It’s more of a scenario, but it isn’t far fetched at all. Let’s say I have an Aggregate Root (AR) Warehouse which it’s used to manage product stock. The Product itself is an AR in a different bounded context (BC) but in this BC is represented only by an id. In the Warehouse I can add a new product (must be unique), Ican remove it and i can update stock. Of course, I can communicate the stock for a product and maybe even keep the in/out flow for a product.
THe problem is you can easily reach hundreds or thousands of products. So, for any wareohuse action you’ll have to load everything even if that action won’t use all that info. It’s highly inefficient.
A solution I could think of is to pretty much ‘break’ the warehouse AR in specialiazed objects for different actions. But this means we no longer have an AR and we’re back to a CRUD like solution. Even more so, the AR was split not becasue the Domain need it, but because the technical details need it.
It looks like you can do DDD until a certain point, after that you go CRUD or buy a MUCH BIGGER and expensive server.
What do you think? Can we have both DDD and efficiency when lots of data is involved?

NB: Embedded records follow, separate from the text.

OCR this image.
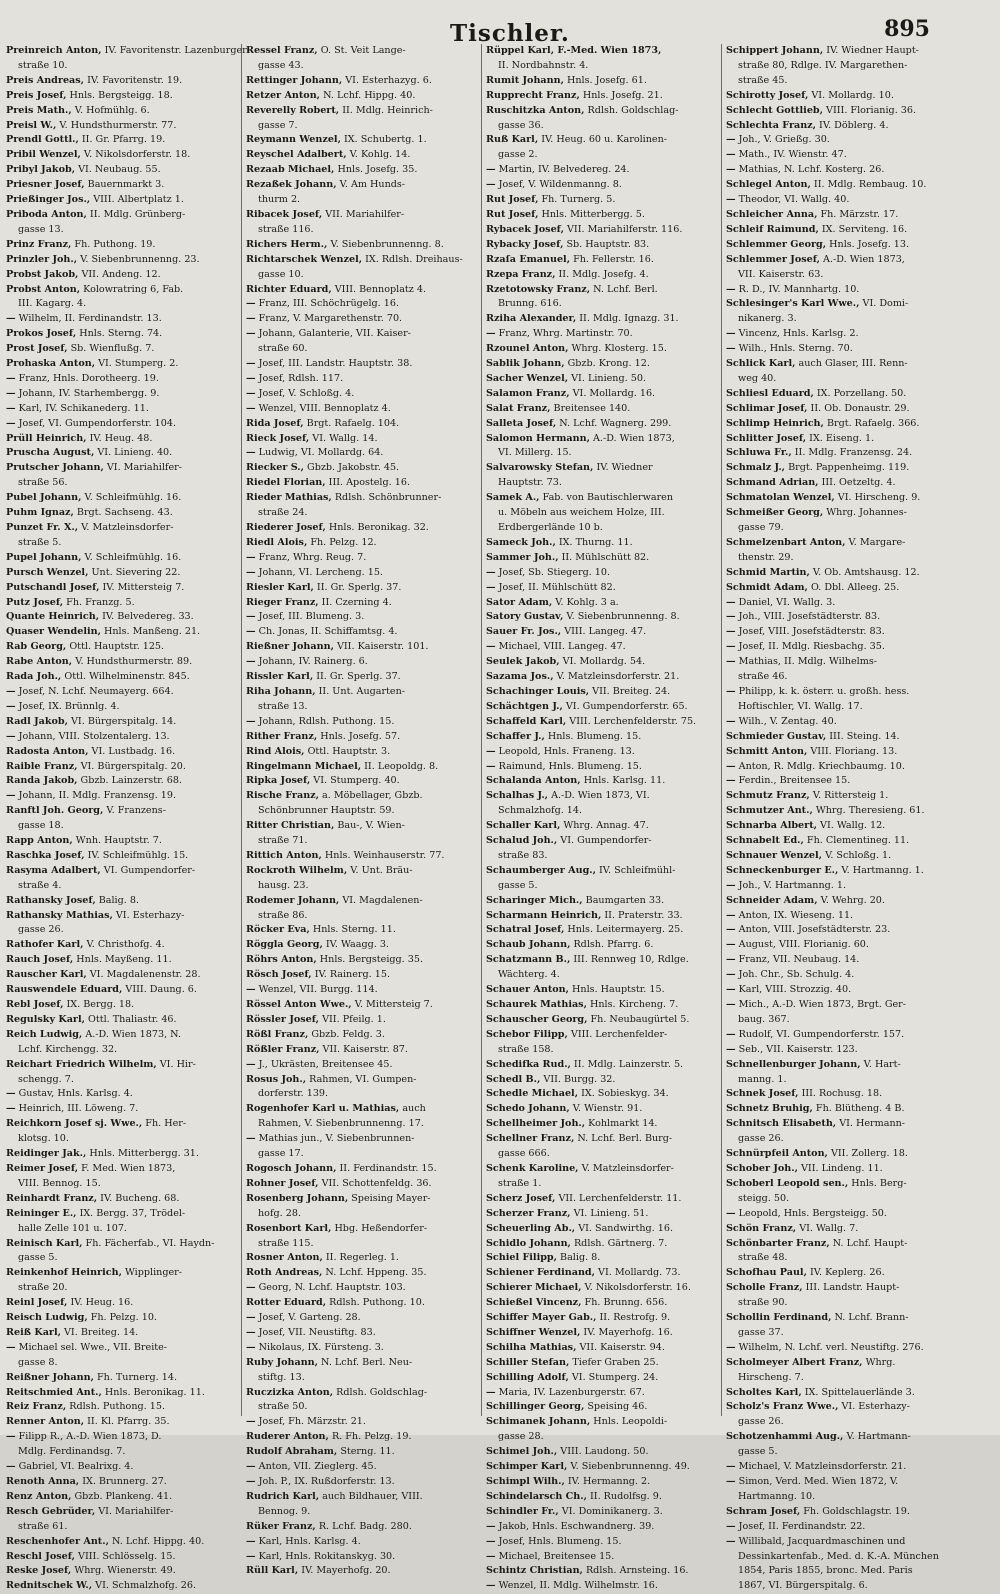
Tischler.	895
Preinreich Anton, IV. Favoritenstr. Lazenburger-
straße 10.
Preis Andreas, IV. Favoritenstr. 19.
Preis Josef, Hnls. Bergsteigg. 18.
Preis Math., V. Hofmühlg. 6.
Preisl W., V. Hundsthurmerstr. 77.
Prendl Gottl., II. Gr. Pfarrg. 19.
Pribil Wenzel, V. Nikolsdorferstr. 18.
Pribyl Jakob, VI. Neubaug. 55.
Priesner Josef, Bauernmarkt 3.
Prießinger Jos., VIII. Albertplatz 1.
Priboda Anton, II. Mdlg. Grünberg-
gasse 13.
Prinz Franz, Fh. Puthong. 19.
Prinzler Joh., V. Siebenbrunnenng. 23.
Probst Jakob, VII. Andeng. 12.
Probst Anton, Kolowratring 6, Fab.
III. Kagarg. 4.
— Wilhelm, II. Ferdinandstr. 13.
Prokos Josef, Hnls. Sterng. 74.
Prost Josef, Sb. Wienflußg. 7.
Prohaska Anton, VI. Stumperg. 2.
— Franz, Hnls. Dorotheerg. 19.
— Johann, IV. Starhembergg. 9.
— Karl, IV. Schikanederg. 11.
— Josef, VI. Gumpendorferstr. 104.
Prüll Heinrich, IV. Heug. 48.
Pruscha August, VI. Linieng. 40.
Prutscher Johann, VI. Mariahilfer-
straße 56.
Pubel Johann, V. Schleifmühlg. 16.
Puhm Ignaz, Brgt. Sachseng. 43.
Punzet Fr. X., V. Matzleinsdorfer-
straße 5.
Pupel Johann, V. Schleifmühlg. 16.
Pursch Wenzel, Unt. Sievering 22.
Putschandl Josef, IV. Mittersteig 7.
Putz Josef, Fh. Franzg. 5.
Quante Heinrich, IV. Belvedereg. 33.
Quaser Wendelin, Hnls. Manßeng. 21.
Rab Georg, Ottl. Hauptstr. 125.
Rabe Anton, V. Hundsthurmerstr. 89.
Rada Joh., Ottl. Wilhelminenstr. 845.
— Josef, N. Lchf. Neumayerg. 664.
— Josef, IX. Brünnlg. 4.
Radl Jakob, VI. Bürgerspitalg. 14.
— Johann, VIII. Stolzentalerg. 13.
Radosta Anton, VI. Lustbadg. 16.
Raible Franz, VI. Bürgerspitalg. 20.
Randa Jakob, Gbzb. Lainzerstr. 68.
— Johann, II. Mdlg. Franzensg. 19.
Ranftl Joh. Georg, V. Franzens-
gasse 18.
Rapp Anton, Wnh. Hauptstr. 7.
Raschka Josef, IV. Schleifmühlg. 15.
Rasyma Adalbert, VI. Gumpendorfer-
straße 4.
Rathansky Josef, Balig. 8.
Rathansky Mathias, VI. Esterhazy-
gasse 26.
Rathofer Karl, V. Christhofg. 4.
Rauch Josef, Hnls. Mayßeng. 11.
Rauscher Karl, VI. Magdalenenstr. 28.
Rauswendele Eduard, VIII. Daung. 6.
Rebl Josef, IX. Bergg. 18.
Regulsky Karl, Ottl. Thaliastr. 46.
Reich Ludwig, A.-D. Wien 1873, N.
Lchf. Kirchengg. 32.
Reichart Friedrich Wilhelm, VI. Hir-
schengg. 7.
— Gustav, Hnls. Karlsg. 4.
— Heinrich, III. Löweng. 7.
Reichkorn Josef sj. Wwe., Fh. Her-
klotsg. 10.
Reidinger Jak., Hnls. Mitterbergg. 31.
Reimer Josef, F. Med. Wien 1873,
VIII. Bennog. 15.
Reinhardt Franz, IV. Bucheng. 68.
Reininger E., IX. Bergg. 37, Trödel-
halle Zelle 101 u. 107.
Reinisch Karl, Fh. Fächerfab., VI. Haydn-
gasse 5.
Reinkenhof Heinrich, Wipplinger-
straße 20.
Reinl Josef, IV. Heug. 16.
Reisch Ludwig, Fh. Pelzg. 10.
Reiß Karl, VI. Breiteg. 14.
— Michael sel. Wwe., VII. Breite-
gasse 8.
Reißner Johann, Fh. Turnerg. 14.
Reitschmied Ant., Hnls. Beronikag. 11.
Reiz Franz, Rdlsh. Puthong. 15.
Renner Anton, II. Kl. Pfarrg. 35.
— Filipp R., A.-D. Wien 1873, D.
Mdlg. Ferdinandsg. 7.
— Gabriel, VI. Bealrixg. 4.
Renoth Anna, IX. Brunnerg. 27.
Renz Anton, Gbzb. Plankeng. 41.
Resch Gebrüder, VI. Mariahilfer-
straße 61.
Reschenhofer Ant., N. Lchf. Hippg. 40.
Reschl Josef, VIII. Schlösselg. 15.
Reske Josef, Whrg. Wienerstr. 49.
Rednitschek W., VI. Schmalzhofg. 26.
Ressel Franz, O. St. Veit Lange-
gasse 43.
Rettinger Johann, VI. Esterhazyg. 6.
Retzer Anton, N. Lchf. Hippg. 40.
Reverelly Robert, II. Mdlg. Heinrich-
gasse 7.
Reymann Wenzel, IX. Schubertg. 1.
Reyschel Adalbert, V. Kohlg. 14.
Rezaab Michael, Hnls. Josefg. 35.
Rezaßek Johann, V. Am Hunds-
thurm 2.
Ribacek Josef, VII. Mariahilfer-
straße 116.
Richers Herm., V. Siebenbrunnenng. 8.
Richtarschek Wenzel, IX. Rdlsh. Dreihaus-
gasse 10.
Richter Eduard, VIII. Bennoplatz 4.
— Franz, III. Schöchrügelg. 16.
— Franz, V. Margarethenstr. 70.
— Johann, Galanterie, VII. Kaiser-
straße 60.
— Josef, III. Landstr. Hauptstr. 38.
— Josef, Rdlsh. 117.
— Josef, V. Schloßg. 4.
— Wenzel, VIII. Bennoplatz 4.
Rida Josef, Brgt. Rafaelg. 104.
Rieck Josef, VI. Wallg. 14.
— Ludwig, VI. Mollardg. 64.
Riecker S., Gbzb. Jakobstr. 45.
Riedel Florian, III. Apostelg. 16.
Rieder Mathias, Rdlsh. Schönbrunner-
straße 24.
Riederer Josef, Hnls. Beronikag. 32.
Riedl Alois, Fh. Pelzg. 12.
— Franz, Whrg. Reug. 7.
— Johann, VI. Lercheng. 15.
Riesler Karl, II. Gr. Sperlg. 37.
Rieger Franz, II. Czerning 4.
— Josef, III. Blumeng. 3.
— Ch. Jonas, II. Schiffamtsg. 4.
Rießner Johann, VII. Kaiserstr. 101.
— Johann, IV. Rainerg. 6.
Rissler Karl, II. Gr. Sperlg. 37.
Riha Johann, II. Unt. Augarten-
straße 13.
— Johann, Rdlsh. Puthong. 15.
Rither Franz, Hnls. Josefg. 57.
Rind Alois, Ottl. Hauptstr. 3.
Ringelmann Michael, II. Leopoldg. 8.
Ripka Josef, VI. Stumperg. 40.
Rische Franz, a. Möbellager, Gbzb.
Schönbrunner Hauptstr. 59.
Ritter Christian, Bau-, V. Wien-
straße 71.
Rittich Anton, Hnls. Weinhauserstr. 77.
Rockroth Wilhelm, V. Unt. Bräu-
hausg. 23.
Rodemer Johann, VI. Magdalenen-
straße 86.
Röcker Eva, Hnls. Sterng. 11.
Röggla Georg, IV. Waagg. 3.
Röhrs Anton, Hnls. Bergsteigg. 35.
Rösch Josef, IV. Rainerg. 15.
— Wenzel, VII. Burgg. 114.
Rössel Anton Wwe., V. Mittersteig 7.
Rössler Josef, VII. Pfeilg. 1.
Rößl Franz, Gbzb. Feldg. 3.
Rößler Franz, VII. Kaiserstr. 87.
— J., Ukrästen, Breitensee 45.
Rosus Joh., Rahmen, VI. Gumpen-
dorferstr. 139.
Rogenhofer Karl u. Mathias, auch
Rahmen, V. Siebenbrunnenng. 17.
— Mathias jun., V. Siebenbrunnen-
gasse 17.
Rogosch Johann, II. Ferdinandstr. 15.
Rohner Josef, VII. Schottenfeldg. 36.
Rosenberg Johann, Speising Mayer-
hofg. 28.
Rosenbort Karl, Hbg. Heßendorfer-
straße 115.
Rosner Anton, II. Regerleg. 1.
Roth Andreas, N. Lchf. Hppeng. 35.
— Georg, N. Lchf. Hauptstr. 103.
Rotter Eduard, Rdlsh. Puthong. 10.
— Josef, V. Garteng. 28.
— Josef, VII. Neustiftg. 83.
— Nikolaus, IX. Fürsteng. 3.
Ruby Johann, N. Lchf. Berl. Neu-
stiftg. 13.
Ruczizka Anton, Rdlsh. Goldschlag-
straße 50.
— Josef, Fh. Märzstr. 21.
Ruderer Anton, R. Fh. Pelzg. 19.
Rudolf Abraham, Sterng. 11.
— Anton, VII. Zieglerg. 45.
— Joh. P., IX. Rußdorferstr. 13.
Rudrich Karl, auch Bildhauer, VIII.
Bennog. 9.
Rüker Franz, R. Lchf. Badg. 280.
— Karl, Hnls. Karlsg. 4.
— Karl, Hnls. Rokitanskyg. 30.
Rüll Karl, IV. Mayerhofg. 20.
Rüppel Karl, F.-Med. Wien 1873,
II. Nordbahnstr. 4.
Rumit Johann, Hnls. Josefg. 61.
Rupprecht Franz, Hnls. Josefg. 21.
Ruschitzka Anton, Rdlsh. Goldschlag-
gasse 36.
Ruß Karl, IV. Heug. 60 u. Karolinen-
gasse 2.
— Martin, IV. Belvedereg. 24.
— Josef, V. Wildenmanng. 8.
Rut Josef, Fh. Turnerg. 5.
Rut Josef, Hnls. Mitterbergg. 5.
Rybacek Josef, VII. Mariahilferstr. 116.
Rybacky Josef, Sb. Hauptstr. 83.
Rzaſa Emanuel, Fh. Fellerstr. 16.
Rzepa Franz, II. Mdlg. Josefg. 4.
Rzetotowsky Franz, N. Lchf. Berl.
Brunng. 616.
Rziha Alexander, II. Mdlg. Ignazg. 31.
— Franz, Whrg. Martinstr. 70.
Rzounel Anton, Whrg. Klosterg. 15.
Sablik Johann, Gbzb. Krong. 12.
Sacher Wenzel, VI. Linieng. 50.
Salamon Franz, VI. Mollardg. 16.
Salat Franz, Breitensee 140.
Salleta Josef, N. Lchf. Wagnerg. 299.
Salomon Hermann, A.-D. Wien 1873,
VI. Millerg. 15.
Salvarowsky Stefan, IV. Wiedner
Hauptstr. 73.
Samek A., Fab. von Bautischlerwaren
u. Möbeln aus weichem Holze, III.
Erdbergerlände 10 b.
Sameck Joh., IX. Thurng. 11.
Sammer Joh., II. Mühlschütt 82.
— Josef, Sb. Stiegerg. 10.
— Josef, II. Mühlschütt 82.
Sator Adam, V. Kohlg. 3 a.
Satory Gustav, V. Siebenbrunnenng. 8.
Sauer Fr. Jos., VIII. Langeg. 47.
— Michael, VIII. Langeg. 47.
Seulek Jakob, VI. Mollardg. 54.
Sazama Jos., V. Matzleinsdorferstr. 21.
Schachinger Louis, VII. Breiteg. 24.
Schächtgen J., VI. Gumpendorferstr. 65.
Schaffeld Karl, VIII. Lerchenfelderstr. 75.
Schaffer J., Hnls. Blumeng. 15.
— Leopold, Hnls. Franeng. 13.
— Raimund, Hnls. Blumeng. 15.
Schalanda Anton, Hnls. Karlsg. 11.
Schalhas J., A.-D. Wien 1873, VI.
Schmalzhofg. 14.
Schaller Karl, Whrg. Annag. 47.
Schalud Joh., VI. Gumpendorfer-
straße 83.
Schaumberger Aug., IV. Schleifmühl-
gasse 5.
Scharinger Mich., Baumgarten 33.
Scharmann Heinrich, II. Praterstr. 33.
Schatral Josef, Hnls. Leitermayerg. 25.
Schaub Johann, Rdlsh. Pfarrg. 6.
Schatzmann B., III. Rennweg 10, Rdlge.
Wächterg. 4.
Schauer Anton, Hnls. Hauptstr. 15.
Schaurek Mathias, Hnls. Kircheng. 7.
Schauscher Georg, Fh. Neubaugürtel 5.
Schebor Filipp, VIII. Lerchenfelder-
straße 158.
Schedifka Rud., II. Mdlg. Lainzerstr. 5.
Schedl B., VII. Burgg. 32.
Schedle Michael, IX. Sobieskyg. 34.
Schedo Johann, V. Wienstr. 91.
Schellheimer Joh., Kohlmarkt 14.
Schellner Franz, N. Lchf. Berl. Burg-
gasse 666.
Schenk Karoline, V. Matzleinsdorfer-
straße 1.
Scherz Josef, VII. Lerchenfelderstr. 11.
Scherzer Franz, VI. Linieng. 51.
Scheuerling Ab., VI. Sandwirthg. 16.
Schidlo Johann, Rdlsh. Gärtnerg. 7.
Schiel Filipp, Balig. 8.
Schiener Ferdinand, VI. Mollardg. 73.
Schierer Michael, V. Nikolsdorferstr. 16.
Schießel Vincenz, Fh. Brunng. 656.
Schiffer Mayer Gab., II. Restrofg. 9.
Schiffner Wenzel, IV. Mayerhofg. 16.
Schilha Mathias, VII. Kaiserstr. 94.
Schiller Stefan, Tiefer Graben 25.
Schilling Adolf, VI. Stumperg. 24.
— Maria, IV. Lazenburgerstr. 67.
Schillinger Georg, Speising 46.
Schimanek Johann, Hnls. Leopoldi-
gasse 28.
Schimel Joh., VIII. Laudong. 50.
Schimper Karl, V. Siebenbrunnenng. 49.
Schimpl Wilh., IV. Hermanng. 2.
Schindelarsch Ch., II. Rudolfsg. 9.
Schindler Fr., VI. Dominikanerg. 3.
— Jakob, Hnls. Eschwandnerg. 39.
— Josef, Hnls. Blumeng. 15.
— Michael, Breitensee 15.
Schintz Christian, Rdlsh. Arnsteing. 16.
— Wenzel, II. Mdlg. Wilhelmstr. 16.
Schippert Johann, IV. Wiedner Haupt-
straße 80, Rdlge. IV. Margarethen-
straße 45.
Schirotty Josef, VI. Mollardg. 10.
Schlecht Gottlieb, VIII. Florianig. 36.
Schlechta Franz, IV. Döblerg. 4.
— Joh., V. Grießg. 30.
— Math., IV. Wienstr. 47.
— Mathias, N. Lchf. Kosterg. 26.
Schlegel Anton, II. Mdlg. Rembaug. 10.
— Theodor, VI. Wallg. 40.
Schleicher Anna, Fh. Märzstr. 17.
Schleif Raimund, IX. Serviteng. 16.
Schlemmer Georg, Hnls. Josefg. 13.
Schlemmer Josef, A.-D. Wien 1873,
VII. Kaiserstr. 63.
— R. D., IV. Mannhartg. 10.
Schlesinger's Karl Wwe., VI. Domi-
nikanerg. 3.
— Vincenz, Hnls. Karlsg. 2.
— Wilh., Hnls. Sterng. 70.
Schlick Karl, auch Glaser, III. Renn-
weg 40.
Schliesl Eduard, IX. Porzellang. 50.
Schlimar Josef, II. Ob. Donaustr. 29.
Schlimp Heinrich, Brgt. Rafaelg. 366.
Schlitter Josef, IX. Eiseng. 1.
Schluwa Fr., II. Mdlg. Franzensg. 24.
Schmalz J., Brgt. Pappenheimg. 119.
Schmand Adrian, III. Oetzeltg. 4.
Schmatolan Wenzel, VI. Hirscheng. 9.
Schmeißer Georg, Whrg. Johannes-
gasse 79.
Schmelzenbart Anton, V. Margare-
thenstr. 29.
Schmid Martin, V. Ob. Amtshausg. 12.
Schmidt Adam, O. Dbl. Alleeg. 25.
— Daniel, VI. Wallg. 3.
— Joh., VIII. Josefstädterstr. 83.
— Josef, VIII. Josefstädterstr. 83.
— Josef, II. Mdlg. Riesbachg. 35.
— Mathias, II. Mdlg. Wilhelms-
straße 46.
— Philipp, k. k. österr. u. großh. hess.
Hoftischler, VI. Wallg. 17.
— Wilh., V. Zentag. 40.
Schmieder Gustav, III. Steing. 14.
Schmitt Anton, VIII. Floriang. 13.
— Anton, R. Mdlg. Kriechbaumg. 10.
— Ferdin., Breitensee 15.
Schmutz Franz, V. Rittersteig 1.
Schmutzer Ant., Whrg. Theresieng. 61.
Schnarba Albert, VI. Wallg. 12.
Schnabelt Ed., Fh. Clementineg. 11.
Schnauer Wenzel, V. Schloßg. 1.
Schneckenburger E., V. Hartmanng. 1.
— Joh., V. Hartmanng. 1.
Schneider Adam, V. Wehrg. 20.
— Anton, IX. Wieseng. 11.
— Anton, VIII. Josefstädterstr. 23.
— August, VIII. Florianig. 60.
— Franz, VII. Neubaug. 14.
— Joh. Chr., Sb. Schulg. 4.
— Karl, VIII. Strozzig. 40.
— Mich., A.-D. Wien 1873, Brgt. Ger-
baug. 367.
— Rudolf, VI. Gumpendorferstr. 157.
— Seb., VII. Kaiserstr. 123.
Schnellenburger Johann, V. Hart-
manng. 1.
Schnek Josef, III. Rochusg. 18.
Schnetz Bruhig, Fh. Blütheng. 4 B.
Schnitsch Elisabeth, VI. Hermann-
gasse 26.
Schnürpfeil Anton, VII. Zollerg. 18.
Schober Joh., VII. Lindeng. 11.
Schoberl Leopold sen., Hnls. Berg-
steigg. 50.
— Leopold, Hnls. Bergsteigg. 50.
Schön Franz, VI. Wallg. 7.
Schönbarter Franz, N. Lchf. Haupt-
straße 48.
Schofhau Paul, IV. Keplerg. 26.
Scholle Franz, III. Landstr. Haupt-
straße 90.
Schollin Ferdinand, N. Lchf. Brann-
gasse 37.
— Wilhelm, N. Lchf. verl. Neustiftg. 276.
Scholmeyer Albert Franz, Whrg.
Hirscheng. 7.
Scholtes Karl, IX. Spittelauerlände 3.
Scholz's Franz Wwe., VI. Esterhazy-
gasse 26.
Schotzenhammi Aug., V. Hartmann-
gasse 5.
— Michael, V. Matzleinsdorferstr. 21.
— Simon, Verd. Med. Wien 1872, V.
Hartmanng. 10.
Schram Josef, Fh. Goldschlagstr. 19.
— Josef, II. Ferdinandstr. 22.
— Willibald, Jacquardmaschinen und
Dessinkartenfab., Med. d. K.-A. München
1854, Paris 1855, bronc. Med. Paris
1867, VI. Bürgerspitalg. 6.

Can we have both DDD and efficiency when lots of data is involved?
Yes, however DDD is not entirely free of technical constraints, especially in more modern architectures. An aggregate can be thought of as a transactional consistency boundary and not simply a pure representation of the business domain. When thinking of an aggregate as a consistency boundary it can be designed in a way that optimizes corresponding use cases.
In your scenario, having a large Warehouse
aggregate will result in overlapping boundaries – the stock information of one product has no integrity constraints associated with other products. The problem may be that the Warehouse
aggregate contains behavior for managing stock in addition to serving as a sort of anchor for your domain model. One solution would be to shift behavior to a ProductInventoryAggregate
. Another could be to introduce eventual consistency.
Take a look at Effective Aggregate Design by Vaughn Vernon for more on this. Overall however, I do see the tension your observe between focusing on the pure domain on the one hand, but considering technical constraints on the other. This isn’t too much of a conflict, for me at least, since I view the central value of DDD as being the strategic patterns not tactical ones.